Lovely mosque in second village.

A sample of the hundreds of stairs along the trail.


 Villagers have terraced plots of land out of the mountainside for their many fruit trees and vegetables.  This hillside will be lush and beautiful come spring!


 Terraces.


 Irrigation ditches thread their way between the plots.


When we reached the top of the trail an Omani fellow kindly called up his brother to drive us back to our car.  15 minutes later he was inviting us to his home for tea.  We had to decline, but he promised to visit the Palmers when he comes to UAE.

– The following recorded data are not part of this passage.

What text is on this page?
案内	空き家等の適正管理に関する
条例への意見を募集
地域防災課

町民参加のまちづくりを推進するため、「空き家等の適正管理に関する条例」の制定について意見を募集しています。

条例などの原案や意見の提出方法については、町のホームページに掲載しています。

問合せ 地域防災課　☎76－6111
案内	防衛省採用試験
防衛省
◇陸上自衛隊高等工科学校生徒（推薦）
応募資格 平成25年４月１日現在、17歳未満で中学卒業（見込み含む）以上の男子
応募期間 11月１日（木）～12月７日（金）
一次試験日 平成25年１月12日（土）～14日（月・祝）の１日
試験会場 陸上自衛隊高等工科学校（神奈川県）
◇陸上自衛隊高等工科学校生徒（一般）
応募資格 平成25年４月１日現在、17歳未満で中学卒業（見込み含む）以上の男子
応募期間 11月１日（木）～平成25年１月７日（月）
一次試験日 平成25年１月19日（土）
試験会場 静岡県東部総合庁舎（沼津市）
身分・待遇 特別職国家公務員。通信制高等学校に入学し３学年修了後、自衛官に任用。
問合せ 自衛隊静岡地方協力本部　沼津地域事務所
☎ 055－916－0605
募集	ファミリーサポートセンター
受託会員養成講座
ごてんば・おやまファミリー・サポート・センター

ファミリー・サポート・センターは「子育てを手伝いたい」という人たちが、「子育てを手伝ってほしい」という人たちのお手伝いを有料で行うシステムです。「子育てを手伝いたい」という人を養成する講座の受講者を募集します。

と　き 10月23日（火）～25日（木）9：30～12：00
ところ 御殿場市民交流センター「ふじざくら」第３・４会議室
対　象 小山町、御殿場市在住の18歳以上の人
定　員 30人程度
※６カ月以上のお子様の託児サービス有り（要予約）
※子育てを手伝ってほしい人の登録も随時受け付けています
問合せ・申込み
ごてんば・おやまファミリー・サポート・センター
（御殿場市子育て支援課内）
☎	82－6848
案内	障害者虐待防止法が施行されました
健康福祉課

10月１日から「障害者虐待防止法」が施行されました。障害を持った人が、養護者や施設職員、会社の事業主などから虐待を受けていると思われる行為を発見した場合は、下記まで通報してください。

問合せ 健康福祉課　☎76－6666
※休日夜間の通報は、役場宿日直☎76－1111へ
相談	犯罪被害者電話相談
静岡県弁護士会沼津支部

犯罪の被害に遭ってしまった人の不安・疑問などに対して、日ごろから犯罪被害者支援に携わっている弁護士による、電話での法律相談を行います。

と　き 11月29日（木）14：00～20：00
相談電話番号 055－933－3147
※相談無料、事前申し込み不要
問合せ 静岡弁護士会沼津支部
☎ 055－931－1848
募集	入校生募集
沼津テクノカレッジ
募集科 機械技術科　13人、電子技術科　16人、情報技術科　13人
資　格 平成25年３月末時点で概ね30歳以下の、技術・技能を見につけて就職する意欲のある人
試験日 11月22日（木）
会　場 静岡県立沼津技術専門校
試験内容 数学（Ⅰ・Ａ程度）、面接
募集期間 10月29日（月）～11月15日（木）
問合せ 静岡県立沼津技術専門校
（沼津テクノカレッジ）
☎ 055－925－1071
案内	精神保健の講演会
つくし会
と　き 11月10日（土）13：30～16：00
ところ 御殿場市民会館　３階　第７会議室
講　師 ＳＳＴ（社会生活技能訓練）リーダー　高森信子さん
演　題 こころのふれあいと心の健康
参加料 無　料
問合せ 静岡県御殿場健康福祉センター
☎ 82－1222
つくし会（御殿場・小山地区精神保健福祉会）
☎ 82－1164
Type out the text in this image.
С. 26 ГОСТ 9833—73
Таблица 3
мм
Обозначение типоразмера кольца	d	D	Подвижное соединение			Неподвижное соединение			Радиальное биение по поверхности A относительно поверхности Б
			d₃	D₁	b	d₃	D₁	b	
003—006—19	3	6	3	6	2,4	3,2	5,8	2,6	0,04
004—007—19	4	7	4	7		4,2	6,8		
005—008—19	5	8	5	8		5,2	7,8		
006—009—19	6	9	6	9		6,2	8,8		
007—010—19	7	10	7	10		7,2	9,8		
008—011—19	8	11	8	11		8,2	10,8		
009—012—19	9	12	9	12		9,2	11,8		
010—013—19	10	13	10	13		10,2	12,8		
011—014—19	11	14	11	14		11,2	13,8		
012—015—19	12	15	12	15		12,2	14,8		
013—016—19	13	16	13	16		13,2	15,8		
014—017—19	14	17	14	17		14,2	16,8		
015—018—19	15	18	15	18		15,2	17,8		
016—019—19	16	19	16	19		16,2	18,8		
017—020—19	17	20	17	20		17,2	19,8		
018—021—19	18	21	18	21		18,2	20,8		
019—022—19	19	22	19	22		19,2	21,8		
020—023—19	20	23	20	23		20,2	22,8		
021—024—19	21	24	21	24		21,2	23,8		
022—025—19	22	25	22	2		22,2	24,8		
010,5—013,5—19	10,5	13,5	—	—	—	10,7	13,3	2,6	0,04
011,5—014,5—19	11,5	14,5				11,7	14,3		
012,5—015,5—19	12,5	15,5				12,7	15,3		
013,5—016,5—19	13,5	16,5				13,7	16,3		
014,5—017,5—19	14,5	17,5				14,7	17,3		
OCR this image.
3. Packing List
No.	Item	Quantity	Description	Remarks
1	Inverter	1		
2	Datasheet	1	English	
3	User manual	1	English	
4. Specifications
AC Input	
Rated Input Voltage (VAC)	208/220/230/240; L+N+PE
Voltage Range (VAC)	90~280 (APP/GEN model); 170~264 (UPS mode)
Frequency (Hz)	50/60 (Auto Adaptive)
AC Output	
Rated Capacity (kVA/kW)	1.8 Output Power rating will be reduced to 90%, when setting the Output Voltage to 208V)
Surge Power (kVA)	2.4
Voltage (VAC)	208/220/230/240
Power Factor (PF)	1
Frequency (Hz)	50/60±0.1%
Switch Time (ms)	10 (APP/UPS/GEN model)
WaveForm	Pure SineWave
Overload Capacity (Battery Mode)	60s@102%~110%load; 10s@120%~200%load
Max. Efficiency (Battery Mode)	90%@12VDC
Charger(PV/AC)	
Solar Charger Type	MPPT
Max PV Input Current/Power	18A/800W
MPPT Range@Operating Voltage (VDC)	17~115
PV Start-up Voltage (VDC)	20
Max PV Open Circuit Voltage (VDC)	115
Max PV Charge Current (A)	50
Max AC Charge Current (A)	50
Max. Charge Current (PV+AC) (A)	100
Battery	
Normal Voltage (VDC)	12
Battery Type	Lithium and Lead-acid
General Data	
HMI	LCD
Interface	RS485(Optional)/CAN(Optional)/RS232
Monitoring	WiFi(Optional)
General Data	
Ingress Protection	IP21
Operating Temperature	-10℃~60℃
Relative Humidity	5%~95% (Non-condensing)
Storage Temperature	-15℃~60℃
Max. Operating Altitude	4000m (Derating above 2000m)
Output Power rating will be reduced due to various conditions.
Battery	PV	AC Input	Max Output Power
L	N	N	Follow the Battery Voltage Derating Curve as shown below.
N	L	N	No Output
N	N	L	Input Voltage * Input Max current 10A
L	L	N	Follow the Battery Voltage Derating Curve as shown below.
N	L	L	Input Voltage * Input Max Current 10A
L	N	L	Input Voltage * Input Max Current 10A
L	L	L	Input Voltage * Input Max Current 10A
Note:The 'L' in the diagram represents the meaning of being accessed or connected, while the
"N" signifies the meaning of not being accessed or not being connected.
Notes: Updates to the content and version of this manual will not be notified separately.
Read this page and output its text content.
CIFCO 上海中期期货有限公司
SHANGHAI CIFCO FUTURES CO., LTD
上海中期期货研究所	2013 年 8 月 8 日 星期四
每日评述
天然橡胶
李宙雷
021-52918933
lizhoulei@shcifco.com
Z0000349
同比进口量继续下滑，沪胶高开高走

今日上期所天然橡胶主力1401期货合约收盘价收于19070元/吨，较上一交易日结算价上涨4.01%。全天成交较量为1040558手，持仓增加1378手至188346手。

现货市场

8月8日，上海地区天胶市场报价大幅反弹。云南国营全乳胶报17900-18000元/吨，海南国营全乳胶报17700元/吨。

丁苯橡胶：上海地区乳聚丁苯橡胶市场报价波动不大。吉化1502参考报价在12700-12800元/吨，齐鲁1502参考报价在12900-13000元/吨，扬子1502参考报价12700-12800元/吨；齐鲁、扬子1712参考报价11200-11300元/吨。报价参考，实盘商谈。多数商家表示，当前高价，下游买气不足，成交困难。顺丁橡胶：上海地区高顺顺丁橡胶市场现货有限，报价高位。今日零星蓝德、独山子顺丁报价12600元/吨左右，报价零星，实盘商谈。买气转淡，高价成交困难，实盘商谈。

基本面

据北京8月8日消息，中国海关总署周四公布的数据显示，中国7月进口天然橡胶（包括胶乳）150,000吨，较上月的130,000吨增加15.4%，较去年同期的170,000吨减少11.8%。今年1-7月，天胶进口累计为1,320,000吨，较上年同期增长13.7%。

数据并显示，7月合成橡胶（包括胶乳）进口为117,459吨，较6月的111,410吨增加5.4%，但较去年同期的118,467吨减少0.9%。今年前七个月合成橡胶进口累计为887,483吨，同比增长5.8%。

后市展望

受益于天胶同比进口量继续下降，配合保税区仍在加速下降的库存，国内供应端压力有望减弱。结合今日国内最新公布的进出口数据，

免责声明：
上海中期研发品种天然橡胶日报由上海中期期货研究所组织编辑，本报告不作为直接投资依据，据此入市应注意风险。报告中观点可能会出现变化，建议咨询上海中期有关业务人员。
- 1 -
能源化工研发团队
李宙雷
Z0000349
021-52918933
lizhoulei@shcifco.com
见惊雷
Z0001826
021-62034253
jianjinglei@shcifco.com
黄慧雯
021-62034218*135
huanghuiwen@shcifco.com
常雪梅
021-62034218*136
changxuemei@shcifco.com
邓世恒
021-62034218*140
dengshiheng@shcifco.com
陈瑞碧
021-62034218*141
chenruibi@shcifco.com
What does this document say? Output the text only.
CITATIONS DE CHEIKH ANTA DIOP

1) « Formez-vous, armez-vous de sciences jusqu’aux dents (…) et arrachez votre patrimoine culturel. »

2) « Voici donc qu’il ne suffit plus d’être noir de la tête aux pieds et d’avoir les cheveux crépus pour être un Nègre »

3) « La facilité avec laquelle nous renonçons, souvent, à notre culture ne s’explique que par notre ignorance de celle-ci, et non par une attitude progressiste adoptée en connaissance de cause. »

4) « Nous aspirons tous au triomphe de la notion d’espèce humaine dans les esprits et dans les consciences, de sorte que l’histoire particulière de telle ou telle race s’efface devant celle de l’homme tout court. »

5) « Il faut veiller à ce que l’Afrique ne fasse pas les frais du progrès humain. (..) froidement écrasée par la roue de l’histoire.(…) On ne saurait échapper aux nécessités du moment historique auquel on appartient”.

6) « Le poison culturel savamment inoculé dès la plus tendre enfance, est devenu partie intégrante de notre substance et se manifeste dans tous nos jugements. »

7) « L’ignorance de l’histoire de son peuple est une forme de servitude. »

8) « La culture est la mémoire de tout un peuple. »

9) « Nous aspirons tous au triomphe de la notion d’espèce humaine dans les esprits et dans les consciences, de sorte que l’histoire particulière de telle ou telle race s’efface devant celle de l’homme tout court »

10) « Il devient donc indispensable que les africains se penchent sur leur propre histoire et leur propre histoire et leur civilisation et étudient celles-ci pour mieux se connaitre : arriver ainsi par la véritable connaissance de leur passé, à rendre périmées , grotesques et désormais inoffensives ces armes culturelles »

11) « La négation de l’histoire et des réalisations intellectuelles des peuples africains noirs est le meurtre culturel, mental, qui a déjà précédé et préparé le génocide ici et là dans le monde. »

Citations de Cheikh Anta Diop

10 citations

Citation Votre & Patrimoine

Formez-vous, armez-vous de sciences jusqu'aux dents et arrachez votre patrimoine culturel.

On the way home we stopped at these Beehive tombs which are thousands of years old.  No one is sure who built them.   Sorry I don't have a better photo of the setting because it is absolutely stunning--sheer towering mountains on several sides, a rocky wide wadi on another.

Fantastic Oman

We spent 3 days camping/hiking/sightseeing through spectacular Oman (we being the Palmers, Carolyn and me).   The dramatic landscape looks much like the American Southwest--a mixture of southern Utah, California, Nevada, and Arizona.  Rocks everywhere.

First stop was to attend church in the branch in Muscat, after which we headed down the coast to find a place for the night.  Our free campsite was situated above a lovely little cove on the Indian Ocean.


Sunrise from our tent.

Majd showing off her breakfast cookies.

A pretty beach.

Right out of National Geographic . . .

We hiked up this wadi and found a beautiful warm pool for swimming.

Omani boys are eager for chewing gum, but not chocolate.

Second night's campsite high on Jebel Akhdar.  It was so cold and windy that we all huddled in the same tent for warmth.   The wind raged all night long.

Next morning we awoke to this stunning sight:

Next post will cover the hike we took in this area.

Thursday, January 19, 2012

In Sharjah, UAE

 At the local park

I've been in Sharjah an entire week and am finally getting around to posting a little about what we've been doing.  Much of my activities revolve around the adorable grand-girls, Meme and Majd.  I have walked them to school, picked them up from school, played with them at home and on the playground, watched their ballet classes, read them stories, told made-up stories and stories about their mama's childhood, put them to bed, and watched a nature documentary with them.  We've had a wonderful time and by the day I leave I will have fit in about a year of grannying in just a few weeks.

Yesterday we played on the beach at the Arabian Gulf.  One day we went to Dubai Mall to look at the aquarium, watch the water show, and eat at what must be the world's most extensive food court (I had Indian kabobs served with 3 varieties of rice).  We have been to the fantastic Islamic Museum and the rustic old souk.
Meme window shopping at the candy store at Dubai Mall
Outside the Burj Khalifa, world's tallest building (not in photo)

The Arabian Gulf

Without the grand-girls Carolyn, Bridget and I went to the Al Noor Mosque in downtown Sharjah.  I have been to mosques in other Muslim countries, and in beautiful downtown Beaverton.  This one was a unique experience as it involved a one-hour class about Islam.  The woman who presented it spoke excellent English and obviously loved her religion and wanted us to appreciate it too, and we do.

We were required to wear a hijab and abaya, as seen below.
Here is the presentation.  At this point they were explaining the various types of clothing worn by Muslims.
Some Muslim women wear this extra piece on their faces--I've seen them in the souks but couldn't figure out what it was without staring at the women.  It protects their nose and cheeks from sunburn.
That's me on the left trying out the more conservative form of dress.  I was instantly overheated.